Basic plan or great plan with a $2000 difference
“One of the really exciting programs I’ve seen is a model where the incentive is benefits eligibility,” Larson continues. “They offer a standard plan, which is decent but not great. And they offer the Health Improvement Plan (HIP). The difference in premium between the standard plan and HIP plan is $2,000 per year. So if you go into the HIP plan, you pay $2,000 less for your health coverage.
“Every employee, spouse and dependent over the age of 18 gets to choose which plan they want. But there are conditions to joining the HIP plan: they have to designate a primary care physician, for one. I love that, because so many people haven’t declared a doctor, and they bounce around in the system when something is wrong with them. They also have to adhere to any medication they need. They have to at least try to quit tobacco. And they have to participate in onsite classes and health coaching.

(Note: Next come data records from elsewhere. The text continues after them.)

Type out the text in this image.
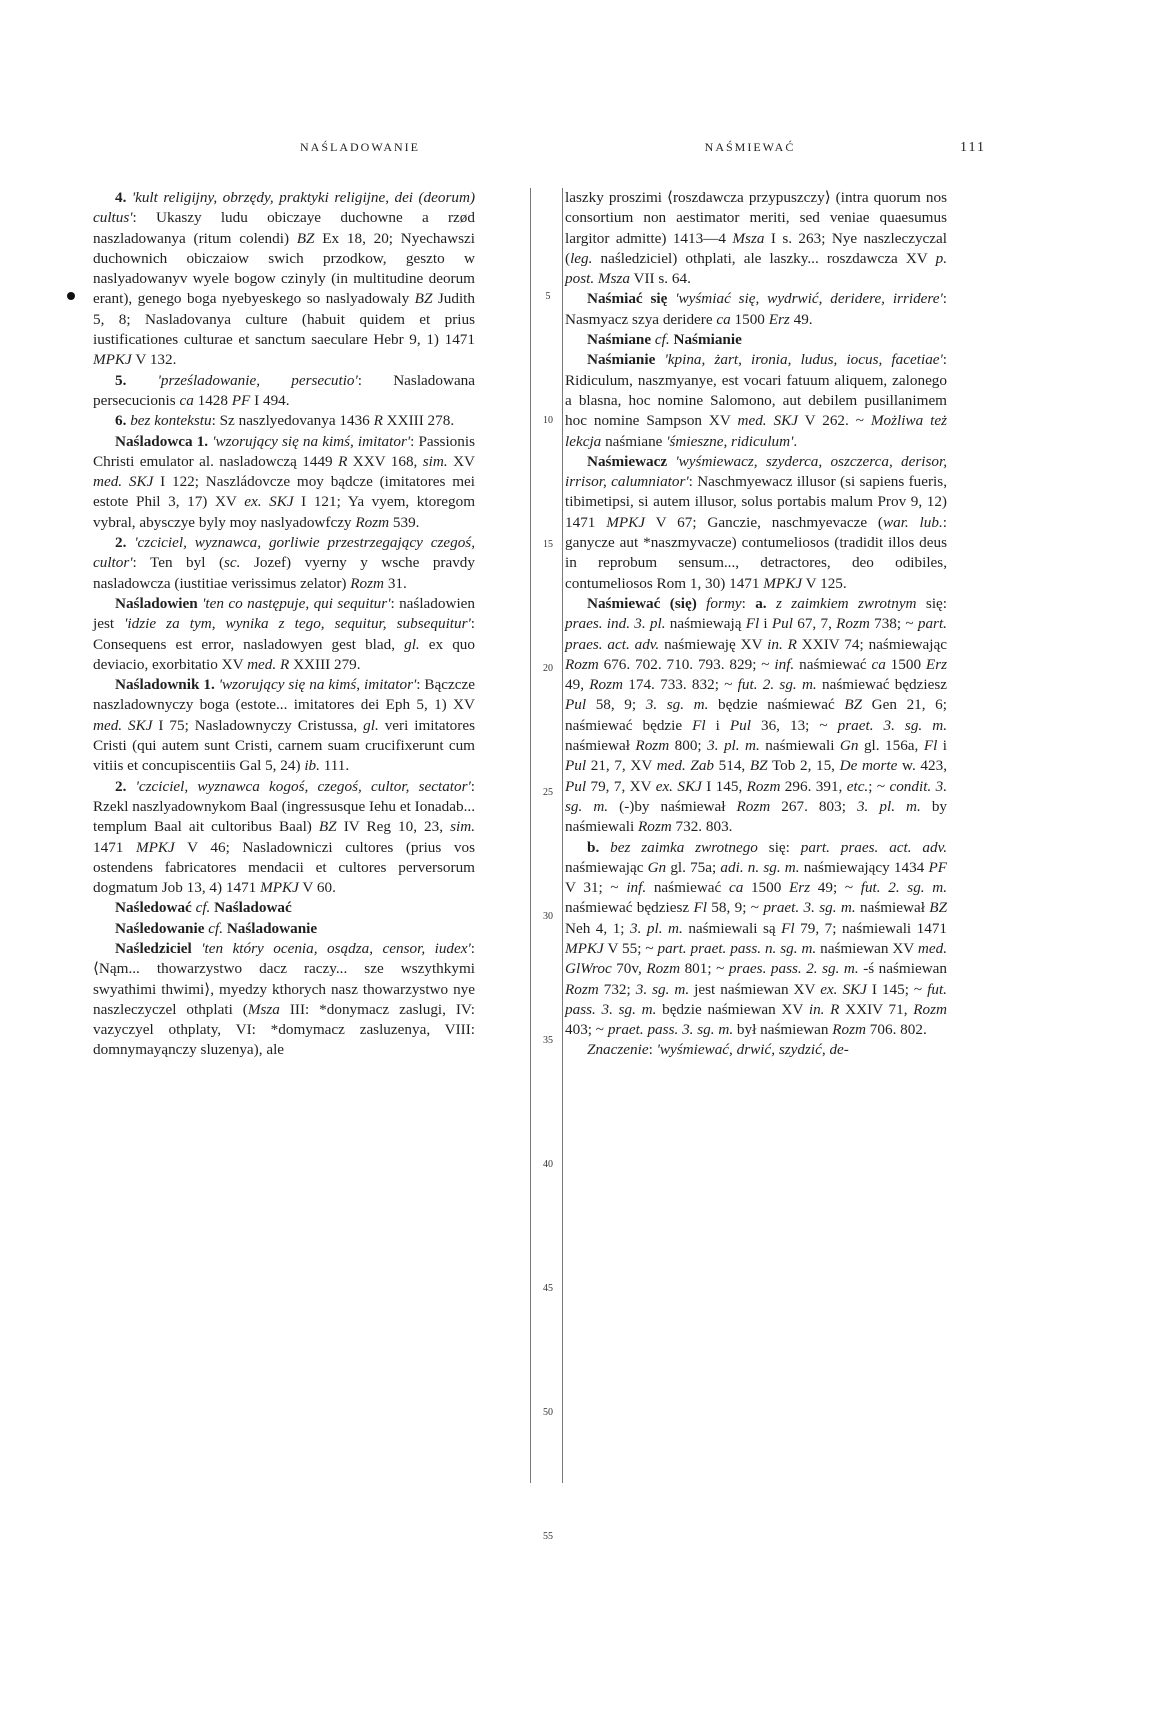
NAŚLADOWANIE	NAŚMIEWAĆ	111
5
10
15
20
25
30
35
40
45
50
55

4. 'kult religijny, obrzędy, praktyki religijne, dei (deorum) cultus': Ukaszy ludu obiczaye duchowne a rzød naszladowanya (ritum colendi) BZ Ex 18, 20; Nyechawszi duchownich obiczaiow swich przodkow, geszto w naslyadowanyv wyele bogow czinyly (in multitudine deorum erant), genego boga nyebyeskego so naslyadowaly BZ Judith 5, 8; Nasladovanya culture (habuit quidem et prius iustificationes culturae et sanctum saeculare Hebr 9, 1) 1471 MPKJ V 132.

5. 'prześladowanie, persecutio': Nasladowana persecucionis ca 1428 PF I 494.

6. bez kontekstu: Sz naszlyedovanya 1436 R XXIII 278.

Naśladowca 1. 'wzorujący się na kimś, imitator': Passionis Christi emulator al. nasladowczą 1449 R XXV 168, sim. XV med. SKJ I 122; Naszládovcze moy bądcze (imitatores mei estote Phil 3, 17) XV ex. SKJ I 121; Ya vyem, ktoregom vybral, abysczye byly moy naslyadowfczy Rozm 539.

2. 'czciciel, wyznawca, gorliwie przestrzegający czegoś, cultor': Ten byl (sc. Jozef) vyerny y wsche pravdy nasladowcza (iustitiae verissimus zelator) Rozm 31.

Naśladowien 'ten co następuje, qui sequitur': naśladowien jest 'idzie za tym, wynika z tego, sequitur, subsequitur': Consequens est error, nasladowyen gest blad, gl. ex quo deviacio, exorbitatio XV med. R XXIII 279.

Naśladownik 1. 'wzorujący się na kimś, imitator': Bączcze naszladownyczy boga (estote... imitatores dei Eph 5, 1) XV med. SKJ I 75; Nasladownyczy Cristussa, gl. veri imitatores Cristi (qui autem sunt Cristi, carnem suam crucifixerunt cum vitiis et concupiscentiis Gal 5, 24) ib. 111.

2. 'czciciel, wyznawca kogoś, czegoś, cultor, sectator': Rzekl naszlyadownykom Baal (ingressusque Iehu et Ionadab... templum Baal ait cultoribus Baal) BZ IV Reg 10, 23, sim. 1471 MPKJ V 46; Nasladowniczi cultores (prius vos ostendens fabricatores mendacii et cultores perversorum dogmatum Job 13, 4) 1471 MPKJ V 60.

Naśledować cf. Naśladować

Naśledowanie cf. Naśladowanie

Naśledziciel 'ten który ocenia, osądza, censor, iudex': ⟨Nąm... thowarzystwo dacz raczy... sze wszythkymi swyathimi thwimi⟩, myedzy kthorych nasz thowarzystwo nye naszleczyczel othplati (Msza III: *donymacz zaslugi, IV: vazyczyel othplaty, VI: *domymacz zasluzenya, VIII: domnymayąnczy sluzenya), ale

laszky proszimi ⟨roszdawcza przypuszczy⟩ (intra quorum nos consortium non aestimator meriti, sed veniae quaesumus largitor admitte) 1413—4 Msza I s. 263; Nye naszleczyczal (leg. naśledziciel) othplati, ale laszky... roszdawcza XV p. post. Msza VII s. 64.

Naśmiać się 'wyśmiać się, wydrwić, deridere, irridere': Nasmyacz szya deridere ca 1500 Erz 49.

Naśmiane cf. Naśmianie

Naśmianie 'kpina, żart, ironia, ludus, iocus, facetiae': Ridiculum, naszmyanye, est vocari fatuum aliquem, zalonego a blasna, hoc nomine Salomono, aut debilem pusillanimem hoc nomine Sampson XV med. SKJ V 262. ~ Możliwa też lekcja naśmiane 'śmieszne, ridiculum'.

Naśmiewacz 'wyśmiewacz, szyderca, oszczerca, derisor, irrisor, calumniator': Naschmyewacz illusor (si sapiens fueris, tibimetipsi, si autem illusor, solus portabis malum Prov 9, 12) 1471 MPKJ V 67; Ganczie, naschmyevacze (war. lub.: ganycze aut *naszmyvacze) contumeliosos (tradidit illos deus in reprobum sensum..., detractores, deo odibiles, contumeliosos Rom 1, 30) 1471 MPKJ V 125.

Naśmiewać (się) formy: a. z zaimkiem zwrotnym się: praes. ind. 3. pl. naśmiewają Fl i Pul 67, 7, Rozm 738; ~ part. praes. act. adv. naśmiewaję XV in. R XXIV 74; naśmiewając Rozm 676. 702. 710. 793. 829; ~ inf. naśmiewać ca 1500 Erz 49, Rozm 174. 733. 832; ~ fut. 2. sg. m. naśmiewać będziesz Pul 58, 9; 3. sg. m. będzie naśmiewać BZ Gen 21, 6; naśmiewać będzie Fl i Pul 36, 13; ~ praet. 3. sg. m. naśmiewał Rozm 800; 3. pl. m. naśmiewali Gn gl. 156a, Fl i Pul 21, 7, XV med. Zab 514, BZ Tob 2, 15, De morte w. 423, Pul 79, 7, XV ex. SKJ I 145, Rozm 296. 391, etc.; ~ condit. 3. sg. m. (-)by naśmiewał Rozm 267. 803; 3. pl. m. by naśmiewali Rozm 732. 803.

b. bez zaimka zwrotnego się: part. praes. act. adv. naśmiewając Gn gl. 75a; adi. n. sg. m. naśmiewający 1434 PF V 31; ~ inf. naśmiewać ca 1500 Erz 49; ~ fut. 2. sg. m. naśmiewać będziesz Fl 58, 9; ~ praet. 3. sg. m. naśmiewał BZ Neh 4, 1; 3. pl. m. naśmiewali są Fl 79, 7; naśmiewali 1471 MPKJ V 55; ~ part. praet. pass. n. sg. m. naśmiewan XV med. GlWroc 70v, Rozm 801; ~ praes. pass. 2. sg. m. -ś naśmiewan Rozm 732; 3. sg. m. jest naśmiewan XV ex. SKJ I 145; ~ fut. pass. 3. sg. m. będzie naśmiewan XV in. R XXIV 71, Rozm 403; ~ praet. pass. 3. sg. m. był naśmiewan Rozm 706. 802.

Znaczenie: 'wyśmiewać, drwić, szydzić, de-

“This particular company has created a 40- or 50-module online educational component, and every month people have to go online and complete one,” Larson says. The modules start with a topic she believes to be critical for everyone to understand: the basics of self-care. “Consumerism is an important trend,” she says, “so this is help for people to be able to navigate the health care system.&drdquo;
“It covers things like asking the doctor the right questions if you have to go into the hospital for tests or treatment or surgery; what to ask the pharmacist; whether or not you have a family member or friend who can advocate for you. In recent years we’ve kind of gotten away from this important stuff of self-care and self-responsibility, and empowering oneself with the right information.”

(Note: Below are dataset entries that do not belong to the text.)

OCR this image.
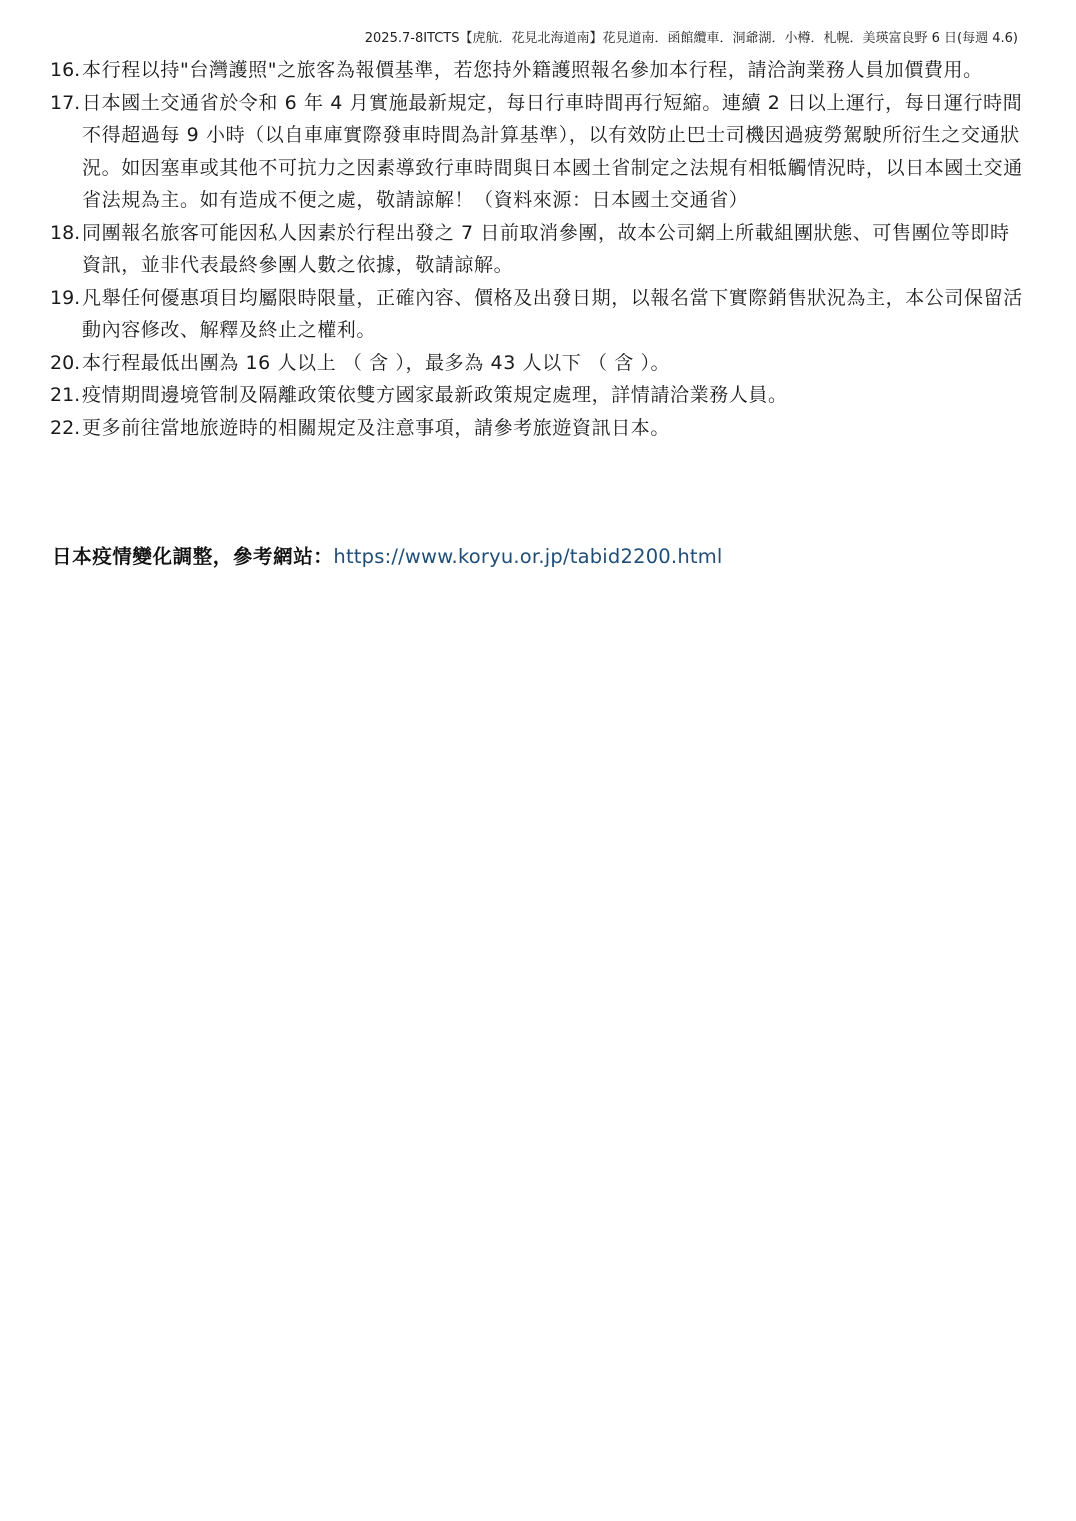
2025.7-8ITCTS【虎航．花見北海道南】花見道南．函館纜車．洞爺湖．小樽．札幌．美瑛富良野 6 日(每週 4.6)
16. 本行程以持"台灣護照"之旅客為報價基準，若您持外籍護照報名參加本行程，請洽詢業務人員加價費用。
17. 日本國土交通省於令和 6 年 4 月實施最新規定，每日行車時間再行短縮。連續 2 日以上運行，每日運行時間不得超過每 9 小時（以自車庫實際發車時間為計算基準），以有效防止巴士司機因過疲勞駕駛所衍生之交通狀況。如因塞車或其他不可抗力之因素導致行車時間與日本國土省制定之法規有相牴觸情況時，以日本國土交通省法規為主。如有造成不便之處，敬請諒解！（資料來源：日本國土交通省）
18. 同團報名旅客可能因私人因素於行程出發之 7 日前取消參團，故本公司網上所載組團狀態、可售團位等即時資訊，並非代表最終參團人數之依據，敬請諒解。
19. 凡舉任何優惠項目均屬限時限量，正確內容、價格及出發日期，以報名當下實際銷售狀況為主，本公司保留活動內容修改、解釋及終止之權利。
20. 本行程最低出團為 16 人以上 （ 含 ），最多為 43 人以下 （ 含 ）。
21. 疫情期間邊境管制及隔離政策依雙方國家最新政策規定處理，詳情請洽業務人員。
22. 更多前往當地旅遊時的相關規定及注意事項，請參考旅遊資訊日本。
日本疫情變化調整，參考網站：https://www.koryu.or.jp/tabid2200.html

Larson believes this kind of approach is the key to reigning in health care costs. “We all need to partner together,” she says. “I encourage our members to include in their communications information about how much they as an organization pay for health care and how much the employee pays, and tell them that if everyone doesn’t work together, the company will have to keep shifting costs to employees. Many CEOs and HR folks don’t want to give them that message, because they get all kinds of complaints. But I think it needs to be said.”
Smaller companies can affect change, too
Of course, larger companies hold a lot of sway over insurance companies and other providers. But there are things smaller companies can do, too, Larson says. “For example, gather baseline information from an HRA and health screening so you know what your clinical risks are, and your lifestyle risks and the disease risks of your workforce. And remember that your corporate culture plays a huge role in encouraging health. If you have senior leadership that plays a part in rolling out your strategy, presenting the message that we’re all in this together, you have an advantage.”
Small and mid-sized companies are the ones most likely to pay the penalty for discontinuing health coverage and sending employees to health care exchanges under health care reform, Larson says. “It might be easy to pay the penalty and dump the employees in there. But if they do that, they will have no control over the health of their employees.” That may not mean an increase in insurance costs for the company, it will impact the company’s bottom line in the areas of productivity and the effects of an unhealthy workforce.